The United States economy has been taking a hit lately due to the unrest in the Middle East and North Africa. The price of oil, gas, and food rose quickly, hurting the American economy and the financial well being of millions of United States citizens. Up until Monday morning, the stock market had been unaffected by the problems in the Eastern Hemisphere, but that was about to change notably.
Monday morning, right when the market opened, the stock market fell hard. Instantly, the Dow Jones fell over 150 points to start out the day. At the end of the day, the Dow Jones fell a total of 140 points. The fall was a decrease of 1.1% for the Dow Jones Industrial Average.
The S&P 500 did not fair much better than the Dow Jones. The S&P 500 also saw a decline of 1.1% on Monday. It dropped a total of 15 points at the end of the day.
The Nasdaq ended up just like the Dow Jones and S&P 500. At the end of Monday, all three fell 1.1% each. The Nasdaq also saw an unfortunate 29 point decrease.
All three of the indexes did make an improvement from their lowest points in the day.
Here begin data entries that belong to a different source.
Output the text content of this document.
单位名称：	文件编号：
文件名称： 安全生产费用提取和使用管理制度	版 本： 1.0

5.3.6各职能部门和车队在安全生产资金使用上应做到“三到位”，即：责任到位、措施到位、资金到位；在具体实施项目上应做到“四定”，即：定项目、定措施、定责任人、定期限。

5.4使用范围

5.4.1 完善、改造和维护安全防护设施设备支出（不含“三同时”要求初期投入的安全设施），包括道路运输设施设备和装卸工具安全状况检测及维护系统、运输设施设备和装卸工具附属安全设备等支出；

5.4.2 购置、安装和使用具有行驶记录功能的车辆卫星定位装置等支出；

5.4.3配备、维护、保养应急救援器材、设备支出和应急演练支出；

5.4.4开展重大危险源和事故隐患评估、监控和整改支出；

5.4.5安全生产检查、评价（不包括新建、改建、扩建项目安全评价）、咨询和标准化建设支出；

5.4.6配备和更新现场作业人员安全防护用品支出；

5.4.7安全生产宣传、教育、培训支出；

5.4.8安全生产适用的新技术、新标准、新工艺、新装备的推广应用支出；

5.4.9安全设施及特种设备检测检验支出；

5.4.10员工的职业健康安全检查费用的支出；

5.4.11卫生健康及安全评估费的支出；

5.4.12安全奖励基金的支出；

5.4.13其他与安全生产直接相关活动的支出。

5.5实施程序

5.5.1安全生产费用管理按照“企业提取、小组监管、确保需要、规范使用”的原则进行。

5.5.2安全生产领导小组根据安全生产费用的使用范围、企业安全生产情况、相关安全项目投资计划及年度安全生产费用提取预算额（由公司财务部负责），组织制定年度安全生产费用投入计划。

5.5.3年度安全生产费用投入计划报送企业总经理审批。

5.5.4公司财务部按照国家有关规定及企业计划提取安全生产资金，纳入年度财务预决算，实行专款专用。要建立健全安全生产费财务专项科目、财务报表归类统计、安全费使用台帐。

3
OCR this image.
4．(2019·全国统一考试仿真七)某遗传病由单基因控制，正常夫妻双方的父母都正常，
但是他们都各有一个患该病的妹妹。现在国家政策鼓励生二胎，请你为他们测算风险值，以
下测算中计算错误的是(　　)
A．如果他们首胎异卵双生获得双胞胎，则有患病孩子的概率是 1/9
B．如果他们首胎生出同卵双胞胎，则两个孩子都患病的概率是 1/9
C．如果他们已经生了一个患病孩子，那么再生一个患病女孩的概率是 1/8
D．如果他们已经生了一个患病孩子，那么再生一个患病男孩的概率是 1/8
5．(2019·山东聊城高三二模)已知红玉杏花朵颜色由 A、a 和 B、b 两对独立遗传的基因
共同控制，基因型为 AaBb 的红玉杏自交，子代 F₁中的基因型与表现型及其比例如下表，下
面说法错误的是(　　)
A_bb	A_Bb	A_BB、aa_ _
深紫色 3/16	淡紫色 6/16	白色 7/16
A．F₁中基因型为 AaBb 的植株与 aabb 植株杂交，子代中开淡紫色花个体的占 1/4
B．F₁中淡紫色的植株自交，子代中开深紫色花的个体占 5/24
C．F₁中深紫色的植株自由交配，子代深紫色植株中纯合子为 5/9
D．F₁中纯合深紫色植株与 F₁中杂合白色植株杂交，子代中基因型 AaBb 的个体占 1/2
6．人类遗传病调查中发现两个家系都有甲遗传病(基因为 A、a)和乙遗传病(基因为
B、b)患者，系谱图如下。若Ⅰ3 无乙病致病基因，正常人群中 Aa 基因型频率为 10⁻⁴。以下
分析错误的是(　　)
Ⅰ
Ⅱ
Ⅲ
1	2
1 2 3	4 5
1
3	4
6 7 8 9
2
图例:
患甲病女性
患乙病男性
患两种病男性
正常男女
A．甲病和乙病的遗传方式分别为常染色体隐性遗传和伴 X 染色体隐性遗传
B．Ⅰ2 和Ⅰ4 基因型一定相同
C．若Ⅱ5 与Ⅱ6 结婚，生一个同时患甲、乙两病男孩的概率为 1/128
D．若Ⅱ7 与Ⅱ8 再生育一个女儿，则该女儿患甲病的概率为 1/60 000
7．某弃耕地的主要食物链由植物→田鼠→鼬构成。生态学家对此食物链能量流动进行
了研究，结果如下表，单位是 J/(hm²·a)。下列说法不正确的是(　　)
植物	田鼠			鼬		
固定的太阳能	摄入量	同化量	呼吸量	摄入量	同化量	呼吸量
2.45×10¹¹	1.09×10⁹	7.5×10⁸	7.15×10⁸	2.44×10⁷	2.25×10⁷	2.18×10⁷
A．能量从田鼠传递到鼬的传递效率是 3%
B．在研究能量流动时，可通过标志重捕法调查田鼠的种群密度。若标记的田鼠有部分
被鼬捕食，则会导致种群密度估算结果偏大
Each of the three had fallen by at least 2% at one point in the day.
At the end of the day, 92% of the corporations included in the S&P 500 finished with a loss for the day.
So far, April has been the worst month for the stock market since August of 2010. A lot of the losses can be attributed to trouble overseas that are hurting gas and food prices in America.
The cost of crude oil by the barrel is also still at over one hundred dollars at $107.12 per barrel.
On a positive note, gold and the US dollar both improved. Gold, which is unaffected by political events, reached a record $1,492.90. The dollar index rose by a solid 0.8% and the dollar rose by 1.4% when compared with the euro and 0.4% when compared with the British pound.
It is believed that the rapidly growing national deficit of the United States is going to negatively impact the stock market ever more soon.
With the Republicans and Democrats arguing about how to deal with the national deficit and debt, it is unclear of how likely it is that the American economy can withstand the potential hits it might be about to see.